A delação de Mauro Cid pode ser descartada integral ou parcialmente, dependendo do entendimento do STF ao final do julgamento.
Se mantida, mesmo diante da mentira, a Corte terá que explicar por que um colaborador que faltou com a verdade em depoimento oficial continua sendo considerado confiável. Isso abriria um precedente perigoso: o da mentira tolerada sob a justificativa de “colaboração estratégica”.
Se a delação for derrubada, o Ministério Público perde seu principal fio narrativo contra Bolsonaro. Se for mantida, o Supremo terá de carregar o ônus de ter aceitado como delator alguém já desmentido por provas técnicas.
Enquanto isso, cresce o desgaste institucional. A colaboração que deveria servir à Justiça virou campo de batalha entre versões, perfis anônimos e jogos de bastidor.
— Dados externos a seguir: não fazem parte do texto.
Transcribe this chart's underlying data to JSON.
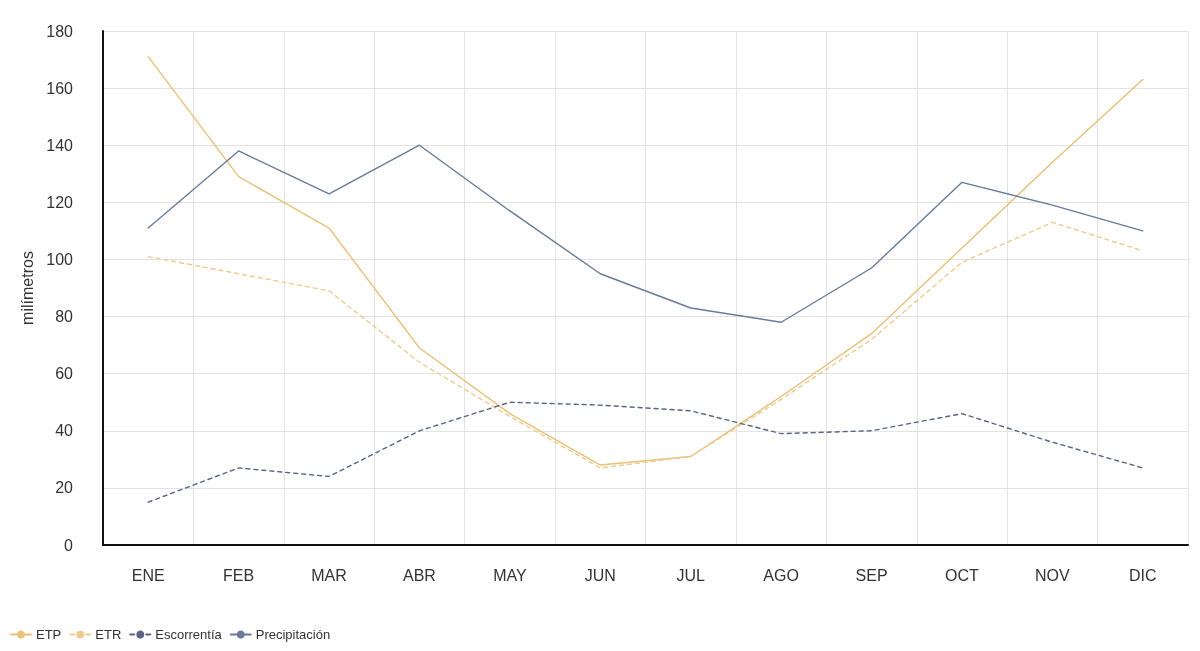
{
  "chart_data": {
    "type": "line",
    "ylabel": "milímetros",
    "categories": [
      "ENE",
      "FEB",
      "MAR",
      "ABR",
      "MAY",
      "JUN",
      "JUL",
      "AGO",
      "SEP",
      "OCT",
      "NOV",
      "DIC"
    ],
    "series": [
      {
        "name": "ETP",
        "color": "#e8c07a",
        "line_style": "solid",
        "values": [
          171,
          129,
          111,
          69,
          46,
          28,
          31,
          52,
          74,
          104,
          134,
          163
        ]
      },
      {
        "name": "ETR",
        "color": "#eecb8e",
        "line_style": "dashed",
        "values": [
          101,
          95,
          89,
          64,
          45,
          27,
          31,
          51,
          72,
          99,
          113,
          103
        ]
      },
      {
        "name": "Escorrentía",
        "color": "#5a6480",
        "line_style": "dashed",
        "values": [
          15,
          27,
          24,
          40,
          50,
          49,
          47,
          39,
          40,
          46,
          36,
          27
        ]
      },
      {
        "name": "Precipitación",
        "color": "#6a7a98",
        "line_style": "solid",
        "values": [
          111,
          138,
          123,
          140,
          117,
          95,
          83,
          78,
          97,
          127,
          119,
          110
        ]
      }
    ],
    "ylim": [
      0,
      180
    ],
    "yticks": [
      0,
      20,
      40,
      60,
      80,
      100,
      120,
      140,
      160,
      180
    ],
    "grid": true,
    "legend": "bottom left",
    "marker": "none"
  }
}
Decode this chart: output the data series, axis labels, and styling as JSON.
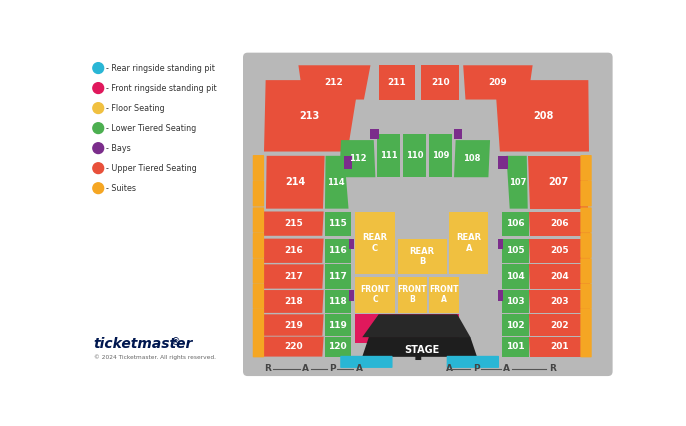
{
  "colors": {
    "red": "#e8503a",
    "green": "#4caf50",
    "yellow": "#f0c040",
    "purple": "#7b2d8b",
    "pink": "#e0185c",
    "blue": "#29b6d5",
    "orange": "#f5a623",
    "gray": "#b8b8b8",
    "stage": "#2d2d2d",
    "white": "#ffffff"
  },
  "legend": [
    {
      "color": "#29b6d5",
      "label": "Rear ringside standing pit"
    },
    {
      "color": "#e0185c",
      "label": "Front ringside standing pit"
    },
    {
      "color": "#f0c040",
      "label": "Floor Seating"
    },
    {
      "color": "#4caf50",
      "label": "Lower Tiered Seating"
    },
    {
      "color": "#7b2d8b",
      "label": "Bays"
    },
    {
      "color": "#e8503a",
      "label": "Upper Tiered Seating"
    },
    {
      "color": "#f5a623",
      "label": "Suites"
    }
  ]
}
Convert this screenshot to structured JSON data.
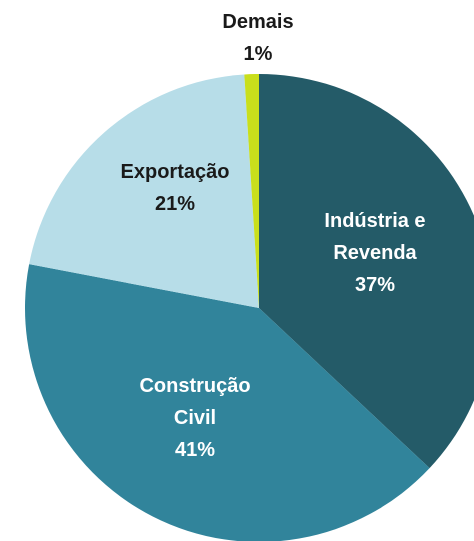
{
  "chart_data": {
    "type": "pie",
    "categories": [
      "Indústria e Revenda",
      "Construção Civil",
      "Exportação",
      "Demais"
    ],
    "values": [
      37,
      41,
      21,
      1
    ],
    "value_labels": [
      "37%",
      "41%",
      "21%",
      "1%"
    ],
    "colors": [
      "#245b68",
      "#31849b",
      "#b7dde8",
      "#c9df1c"
    ]
  }
}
E no centro disso tudo, está Mauro Cid: um oficial da ativa que mentiu à Justiça, à sociedade e ao próprio Exército.
A conta @gabrielar702 já não é mais um detalhe lateral. Ela se tornou símbolo de uma operação paralela de manipulação digital, usada para influenciar um processo judicial sob a aparência de legalidade.
Cid operava dentro da delação e fora dela mentindo de um lado, agindo do outro. A mentira foi revelada. A quebra de honra está registrada.
A questão agora é: a Justiça vai ignorar?